A megarrebelião ocorrida nos dias 18 e 19 de fevereiro, que atingiu cerca de 30 estabelecimentos prisionais de São Paulo, reforçou ainda mais a vontade política da Assembléia Legislativa em colaborar com o Estado na definição de uma política penitenciária capaz de deter o crime organizado e de instaurar uma nova fase na vida dos presídios deste Estado.

O que mais chama a nossa atenção na crise penitenciária atual é que o Estado vem assistindo de forma absolutamente perplexa à perda de controle público sobre o Sistema. Há poucos dias, diante de mais uma ação ousada de resgate de presos, o governador Geraldo Alckmin veio a público para dizer que tinha encontrado a solução para o problema dos resgates de presos: os detentos passariam a ser transportados acorrentados. Infelizmente, trata-se de mais um "factóide" daquele que, enquanto autoridade, devia estar pensando medidas mais amplas e eficazes.

O Estado de São Paulo, com certeza, dispõe de instrumentos muito mais eficazes para conter o grave problema dos resgates e das fugas de presos do que simplesmente mandar acorrentá-los. Esperamos que a CPI do Sistema Penitenciário aponte nessa direção, para que o governador do Estado de São Paulo, na falta do que falar a respeito desse assunto, não tenha de lançar mão dessa medida pirotécnica e dizer que vai resolver um problema tão grave através de correntes. Aliás, o presidente do Tribunal de Justiça, desembargador Márcio Bonilha, vai no caminho oposto ao sugerido pelo governador Geraldo Alckmin e, diga-se de passagem, num caminho muito mais promissor. O desembargador fala em modificações estruturais no Código de Processo Penal para permitir a informatização do processo interrogatório de presos através de meios hoje disponíveis na tecnologia da informação, que permitiriam a um juiz interrogar um preso através de um sistema integrado de computadores em locais muito distantes. Fala ainda em uma outra mudança que não depende de modificações do Código de Processo Penal nem de novas tecnologias. Fala de uma seletividade na marcação das audiências de instrução de processo, para que, quando houver fundadas razões sobre a periculosidade de determinados interrogados, a audiência possa ser remarcada ou o juiz possa se deslocar até a unidade penitenciária para ouvir o depoimento do preso.
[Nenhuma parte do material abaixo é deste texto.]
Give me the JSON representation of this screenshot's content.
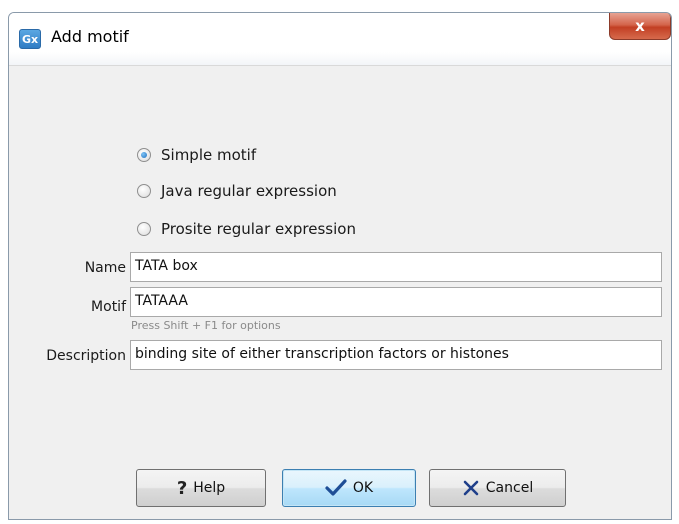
{
  "window": {
    "title": "Add motif",
    "app_icon_text": "Gx",
    "close_glyph": "x"
  },
  "motif_type": {
    "options": [
      {
        "label": "Simple motif",
        "selected": true
      },
      {
        "label": "Java regular expression",
        "selected": false
      },
      {
        "label": "Prosite regular expression",
        "selected": false
      }
    ]
  },
  "fields": {
    "name_label": "Name",
    "name_value": "TATA box",
    "motif_label": "Motif",
    "motif_value": "TATAAA",
    "motif_hint": "Press Shift + F1 for options",
    "description_label": "Description",
    "description_value": "binding site of either transcription factors or histones"
  },
  "buttons": {
    "help_label": "Help",
    "help_icon": "question-mark-icon",
    "ok_label": "OK",
    "ok_icon": "checkmark-icon",
    "cancel_label": "Cancel",
    "cancel_icon": "x-mark-icon"
  },
  "colors": {
    "accent": "#2f7cc4",
    "close": "#c94a2f",
    "checkmark": "#1f4e96",
    "cancel_x": "#1f3f8a"
  }
}
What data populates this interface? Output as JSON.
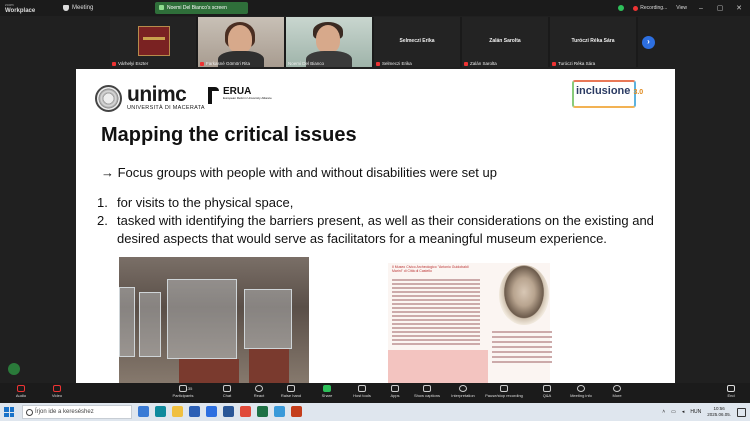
{
  "topbar": {
    "brand_small": "zoom",
    "brand": "Workplace",
    "meeting_label": "Meeting",
    "share_label": "Noemi Del Bianco's screen",
    "recording_label": "Recording...",
    "view_label": "View",
    "win_minimize": "–",
    "win_maximize": "▢",
    "win_close": "✕"
  },
  "participants": [
    {
      "name": "Várhelyi Eszter",
      "type": "image"
    },
    {
      "name": "Farkasné Gömöri Rita",
      "type": "video"
    },
    {
      "name": "Noemi Del Bianco",
      "type": "video",
      "active": true
    },
    {
      "name": "Selmeczi Erika",
      "type": "name"
    },
    {
      "name": "Zalán Sarolta",
      "type": "name"
    },
    {
      "name": "Turóczi Réka Sára",
      "type": "name"
    }
  ],
  "next_icon": "›",
  "slide": {
    "unimc_logo": "unimc",
    "unimc_sub": "UNIVERSITÀ DI MACERATA",
    "erua_logo": "ERUA",
    "erua_sub": "European Reform University Alliance",
    "inclusione_logo": "inclusione",
    "inclusione_version": "3.0",
    "title": "Mapping the critical issues",
    "arrow_text": "→ Focus groups with people with and without disabilities were set up",
    "items": [
      {
        "num": "1.",
        "text": "for visits to the physical space,"
      },
      {
        "num": "2.",
        "text": "tasked with identifying the barriers present, as well as their considerations on the existing and desired aspects that would serve as facilitators for a meaningful museum experience."
      }
    ],
    "leaflet_title": "Il Museo Civico Archeologico \"Antonio Guidobaldi Marini\" di Città di Castello"
  },
  "toolbar": {
    "audio": "Audio",
    "video": "Video",
    "participants": "Participants",
    "participants_count": "135",
    "chat": "Chat",
    "react": "React",
    "raise_hand": "Raise hand",
    "share": "Share",
    "host_tools": "Host tools",
    "apps": "Apps",
    "show_captions": "Show captions",
    "interpretation": "Interpretation",
    "pause_recording": "Pause/stop recording",
    "qa": "Q&A",
    "meeting_info": "Meeting info",
    "more": "More",
    "end": "End"
  },
  "taskbar": {
    "search_placeholder": "Írjon ide a kereséshez",
    "language": "HUN",
    "time": "10:56",
    "date": "2025.06.05."
  },
  "colors": {
    "accent_green": "#2ec05a",
    "mute_red": "#e33333",
    "nav_blue": "#2d6fe0"
  }
}
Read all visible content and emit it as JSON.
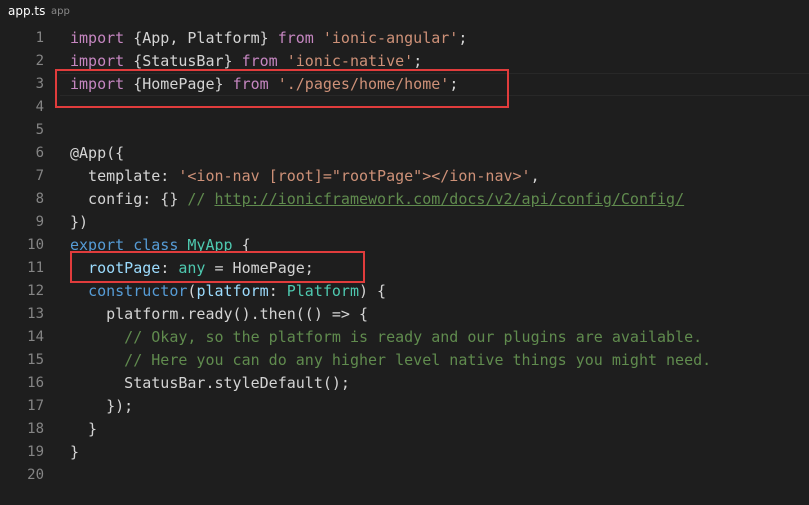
{
  "tab": {
    "filename": "app.ts",
    "folder": "app"
  },
  "colors": {
    "background": "#1e1e1e",
    "keyword": "#c586c0",
    "keyword_blue": "#569cd6",
    "string": "#ce9178",
    "comment": "#608b4e",
    "type": "#4ec9b0",
    "property": "#9cdcfe",
    "text": "#d4d4d4",
    "highlight_box": "#e03c3c"
  },
  "highlight_boxes": [
    {
      "label": "highlight-line-3",
      "covers_lines": [
        3
      ]
    },
    {
      "label": "highlight-line-11",
      "covers_lines": [
        11
      ]
    }
  ],
  "lines": [
    {
      "num": "1",
      "tokens": [
        {
          "t": "import",
          "c": "kw"
        },
        {
          "t": " {App, Platform} ",
          "c": "plain"
        },
        {
          "t": "from",
          "c": "kw"
        },
        {
          "t": " ",
          "c": "plain"
        },
        {
          "t": "'ionic-angular'",
          "c": "str"
        },
        {
          "t": ";",
          "c": "plain"
        }
      ]
    },
    {
      "num": "2",
      "tokens": [
        {
          "t": "import",
          "c": "kw"
        },
        {
          "t": " {StatusBar} ",
          "c": "plain"
        },
        {
          "t": "from",
          "c": "kw"
        },
        {
          "t": " ",
          "c": "plain"
        },
        {
          "t": "'ionic-native'",
          "c": "str"
        },
        {
          "t": ";",
          "c": "plain"
        }
      ]
    },
    {
      "num": "3",
      "current": true,
      "tokens": [
        {
          "t": "import",
          "c": "kw"
        },
        {
          "t": " {HomePage} ",
          "c": "plain"
        },
        {
          "t": "from",
          "c": "kw"
        },
        {
          "t": " ",
          "c": "plain"
        },
        {
          "t": "'./pages/home/home'",
          "c": "str"
        },
        {
          "t": ";",
          "c": "plain"
        }
      ]
    },
    {
      "num": "4",
      "tokens": []
    },
    {
      "num": "5",
      "tokens": []
    },
    {
      "num": "6",
      "tokens": [
        {
          "t": "@App({",
          "c": "plain"
        }
      ]
    },
    {
      "num": "7",
      "tokens": [
        {
          "t": "  template: ",
          "c": "plain"
        },
        {
          "t": "'<ion-nav [root]=\"rootPage\"></ion-nav>'",
          "c": "str"
        },
        {
          "t": ",",
          "c": "plain"
        }
      ]
    },
    {
      "num": "8",
      "tokens": [
        {
          "t": "  config: {} ",
          "c": "plain"
        },
        {
          "t": "// ",
          "c": "cmt"
        },
        {
          "t": "http://ionicframework.com/docs/v2/api/config/Config/",
          "c": "url"
        }
      ]
    },
    {
      "num": "9",
      "tokens": [
        {
          "t": "})",
          "c": "plain"
        }
      ]
    },
    {
      "num": "10",
      "tokens": [
        {
          "t": "export",
          "c": "kwb"
        },
        {
          "t": " ",
          "c": "plain"
        },
        {
          "t": "class",
          "c": "kwb"
        },
        {
          "t": " ",
          "c": "plain"
        },
        {
          "t": "MyApp",
          "c": "typ"
        },
        {
          "t": " {",
          "c": "plain"
        }
      ]
    },
    {
      "num": "11",
      "tokens": [
        {
          "t": "  ",
          "c": "plain"
        },
        {
          "t": "rootPage",
          "c": "prop"
        },
        {
          "t": ": ",
          "c": "plain"
        },
        {
          "t": "any",
          "c": "typ"
        },
        {
          "t": " = HomePage;",
          "c": "plain"
        }
      ]
    },
    {
      "num": "12",
      "tokens": [
        {
          "t": "  ",
          "c": "plain"
        },
        {
          "t": "constructor",
          "c": "kwb"
        },
        {
          "t": "(",
          "c": "plain"
        },
        {
          "t": "platform",
          "c": "prop"
        },
        {
          "t": ": ",
          "c": "plain"
        },
        {
          "t": "Platform",
          "c": "typ"
        },
        {
          "t": ") {",
          "c": "plain"
        }
      ]
    },
    {
      "num": "13",
      "tokens": [
        {
          "t": "    platform.ready().then(() => {",
          "c": "plain"
        }
      ]
    },
    {
      "num": "14",
      "tokens": [
        {
          "t": "      // Okay, so the platform is ready and our plugins are available.",
          "c": "cmt"
        }
      ]
    },
    {
      "num": "15",
      "tokens": [
        {
          "t": "      // Here you can do any higher level native things you might need.",
          "c": "cmt"
        }
      ]
    },
    {
      "num": "16",
      "tokens": [
        {
          "t": "      StatusBar.styleDefault();",
          "c": "plain"
        }
      ]
    },
    {
      "num": "17",
      "tokens": [
        {
          "t": "    });",
          "c": "plain"
        }
      ]
    },
    {
      "num": "18",
      "tokens": [
        {
          "t": "  }",
          "c": "plain"
        }
      ]
    },
    {
      "num": "19",
      "tokens": [
        {
          "t": "}",
          "c": "plain"
        }
      ]
    },
    {
      "num": "20",
      "tokens": []
    }
  ]
}
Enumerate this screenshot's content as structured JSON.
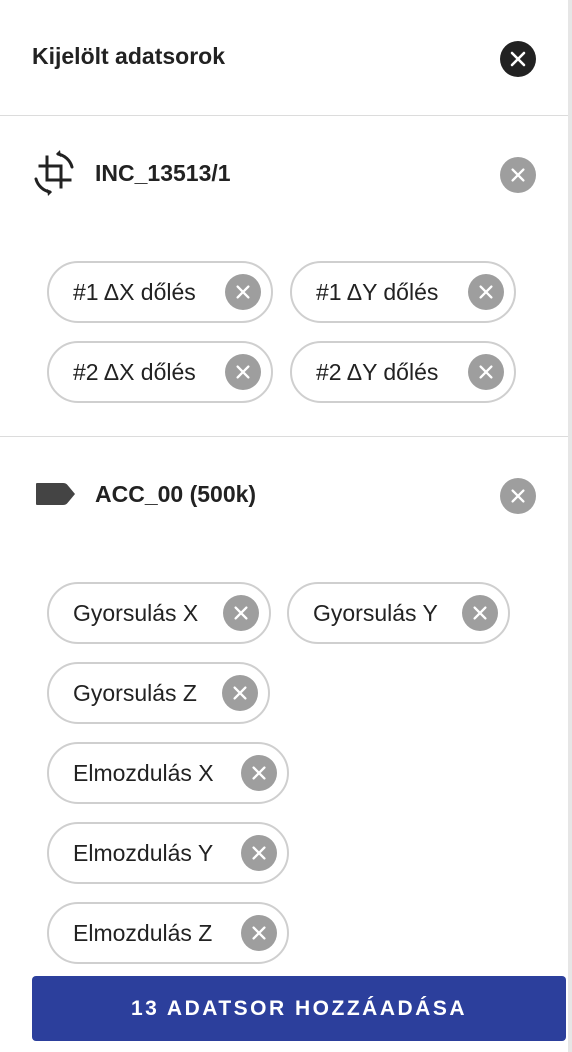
{
  "header": {
    "title": "Kijelölt adatsorok",
    "close_icon": "close-icon"
  },
  "sections": [
    {
      "title": "INC_13513/1",
      "icon": "crop-rotate-icon",
      "chips": [
        {
          "label": "#1 ΔX dőlés"
        },
        {
          "label": "#1 ΔY dőlés"
        },
        {
          "label": "#2 ΔX dőlés"
        },
        {
          "label": "#2 ΔY dőlés"
        }
      ]
    },
    {
      "title": "ACC_00 (500k)",
      "icon": "label-icon",
      "chips": [
        {
          "label": "Gyorsulás X"
        },
        {
          "label": "Gyorsulás Y"
        },
        {
          "label": "Gyorsulás Z"
        },
        {
          "label": "Elmozdulás X"
        },
        {
          "label": "Elmozdulás Y"
        },
        {
          "label": "Elmozdulás Z"
        }
      ]
    }
  ],
  "footer": {
    "add_button_label": "13 ADATSOR HOZZÁADÁSA"
  },
  "colors": {
    "primary": "#2c3f9c",
    "chip_remove": "#9e9e9e",
    "close_dark": "#222222"
  }
}
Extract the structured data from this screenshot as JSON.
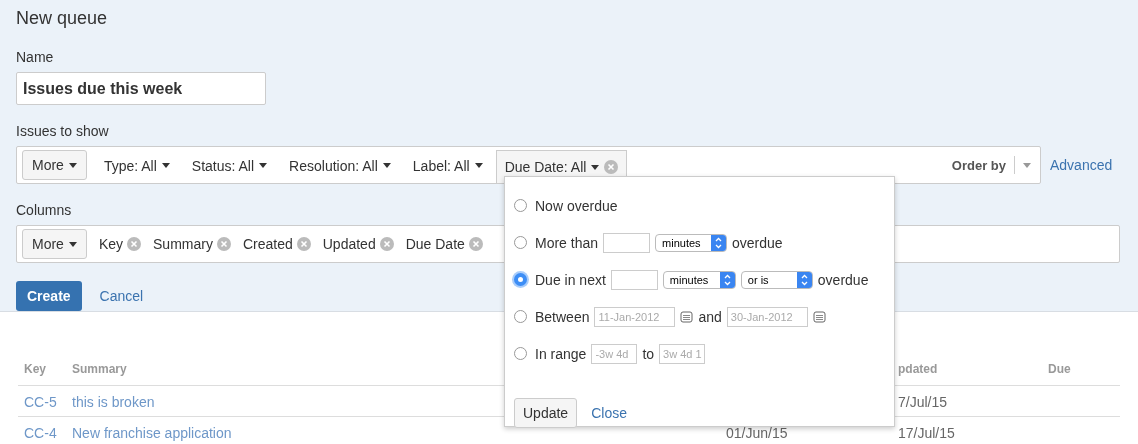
{
  "title": "New queue",
  "name_field": {
    "label": "Name",
    "value": "Issues due this week"
  },
  "filters": {
    "label": "Issues to show",
    "more": "More",
    "items": [
      {
        "label": "Type: All",
        "active": false
      },
      {
        "label": "Status: All",
        "active": false
      },
      {
        "label": "Resolution: All",
        "active": false
      },
      {
        "label": "Label: All",
        "active": false
      },
      {
        "label": "Due Date: All",
        "active": true
      }
    ],
    "order_by": "Order by",
    "advanced": "Advanced"
  },
  "columns": {
    "label": "Columns",
    "more": "More",
    "items": [
      "Key",
      "Summary",
      "Created",
      "Updated",
      "Due Date"
    ]
  },
  "actions": {
    "create": "Create",
    "cancel": "Cancel"
  },
  "table": {
    "columns": [
      "Key",
      "Summary",
      null,
      "pdated",
      "Due"
    ],
    "rows": [
      [
        "CC-5",
        "this is broken",
        null,
        "7/Jul/15",
        null
      ],
      [
        "CC-4",
        "New franchise application",
        "01/Jun/15",
        "17/Jul/15",
        null
      ]
    ]
  },
  "popup": {
    "options": [
      {
        "kind": "plain",
        "selected": false,
        "parts": [
          "Now overdue"
        ]
      },
      {
        "kind": "more",
        "selected": false,
        "parts": [
          "More than",
          "minutes",
          "overdue"
        ]
      },
      {
        "kind": "next",
        "selected": true,
        "parts": [
          "Due in next",
          "minutes",
          "or is",
          "overdue"
        ]
      },
      {
        "kind": "between",
        "selected": false,
        "parts": [
          "Between",
          "11-Jan-2012",
          "and",
          "30-Jan-2012"
        ]
      },
      {
        "kind": "range",
        "selected": false,
        "parts": [
          "In range",
          "-3w 4d",
          "to",
          "3w 4d 1"
        ]
      }
    ],
    "update": "Update",
    "close": "Close"
  }
}
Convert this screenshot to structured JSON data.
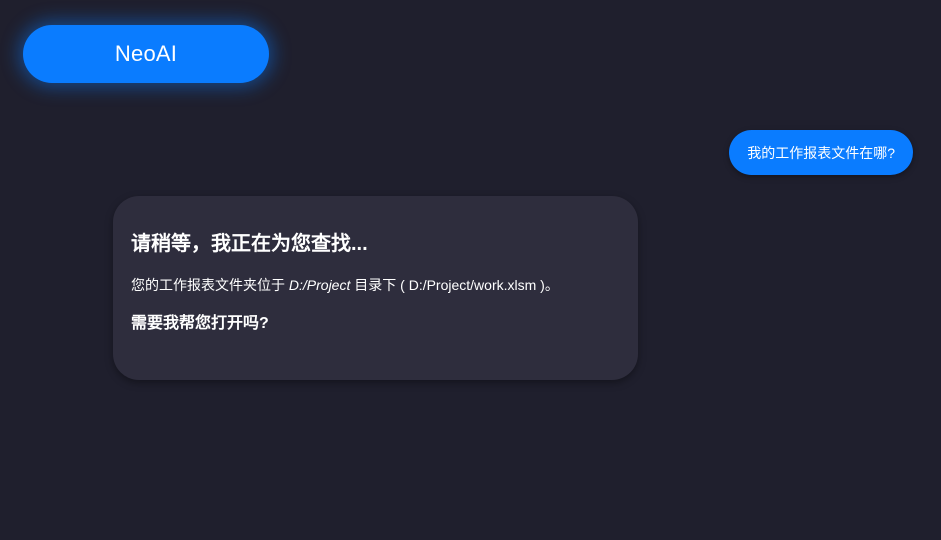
{
  "app": {
    "brand_button_label": "NeoAI"
  },
  "conversation": {
    "user_message": "我的工作报表文件在哪?",
    "assistant": {
      "title": "请稍等，我正在为您查找...",
      "answer_prefix": "您的工作报表文件夹位于 ",
      "folder_path": "D:/Project",
      "answer_middle": " 目录下 ( ",
      "file_path": "D:/Project/work.xlsm",
      "answer_suffix": " )。",
      "question": "需要我帮您打开吗?"
    }
  },
  "colors": {
    "background": "#1f1f2d",
    "accent": "#0a7cff",
    "assistant_bubble": "#2e2d3d",
    "text": "#ffffff"
  }
}
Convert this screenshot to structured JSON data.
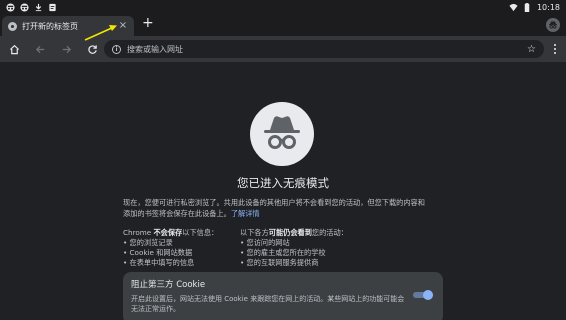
{
  "status_bar": {
    "time": "10:18",
    "left_icons": [
      "incognito-status-icon",
      "incognito-status-icon",
      "download-status-icon",
      "document-status-icon"
    ],
    "right_icons": [
      "wifi-icon",
      "battery-icon"
    ]
  },
  "tab": {
    "title": "打开新的标签页",
    "close_glyph": "×",
    "new_tab_glyph": "+"
  },
  "toolbar": {
    "omnibox_placeholder": "搜索或输入网址",
    "info_glyph": "i",
    "star_glyph": "☆"
  },
  "incognito_page": {
    "heading": "您已进入无痕模式",
    "intro_line1": "现在，您便可进行私密浏览了。共用此设备的其他用户将不会看到您的活动，但您下载的内容和",
    "intro_line2": "添加的书签将会保存在此设备上。",
    "learn_more": "了解详情",
    "left_col": {
      "prefix": "Chrome ",
      "bold": "不会保存",
      "suffix": "以下信息：",
      "items": [
        "您的浏览记录",
        "Cookie 和网站数据",
        "在表单中填写的信息"
      ]
    },
    "right_col": {
      "prefix": "以下各方",
      "bold": "可能仍会看到",
      "suffix": "您的活动：",
      "items": [
        "您访问的网站",
        "您的雇主或您所在的学校",
        "您的互联网服务提供商"
      ]
    },
    "cookie_card": {
      "title": "阻止第三方 Cookie",
      "description": "开启此设置后，网站无法使用 Cookie 来跟踪您在网上的活动。某些网站上的功能可能会无法正常运作。",
      "toggle_on": true
    }
  },
  "colors": {
    "background": "#202124",
    "toolbar": "#35363a",
    "accent": "#8ab4f8",
    "annotation_arrow": "#f2e600"
  }
}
Essa prática já foi testada em Osasco e pode ser usada, através de decisão do Tribunal de Justiça, para outras unidades, que devem ser preparadas para permitir que o juiz de direito exerça a sua função sem nenhum deslocamento de preso e sem nenhum risco à segurança pública. Precisamos desse tipo de sugestão para ser discutida. Não precisamos dos "factóides" do governador do Estado de São Paulo. Não precisamos de um governador que fala o que lhe convém diante de um processo tão grave e complexo, apresentando propostas simplistas e de eficácia praticamente nula.

*Renato Simões é deputado estadual pelo PT, presidente da Comissão de Direitos Humanos da Assembléia Legislativa, relator da CPI do Narcotráfico e membro efetivo da CPI do Sistema Penitenciário.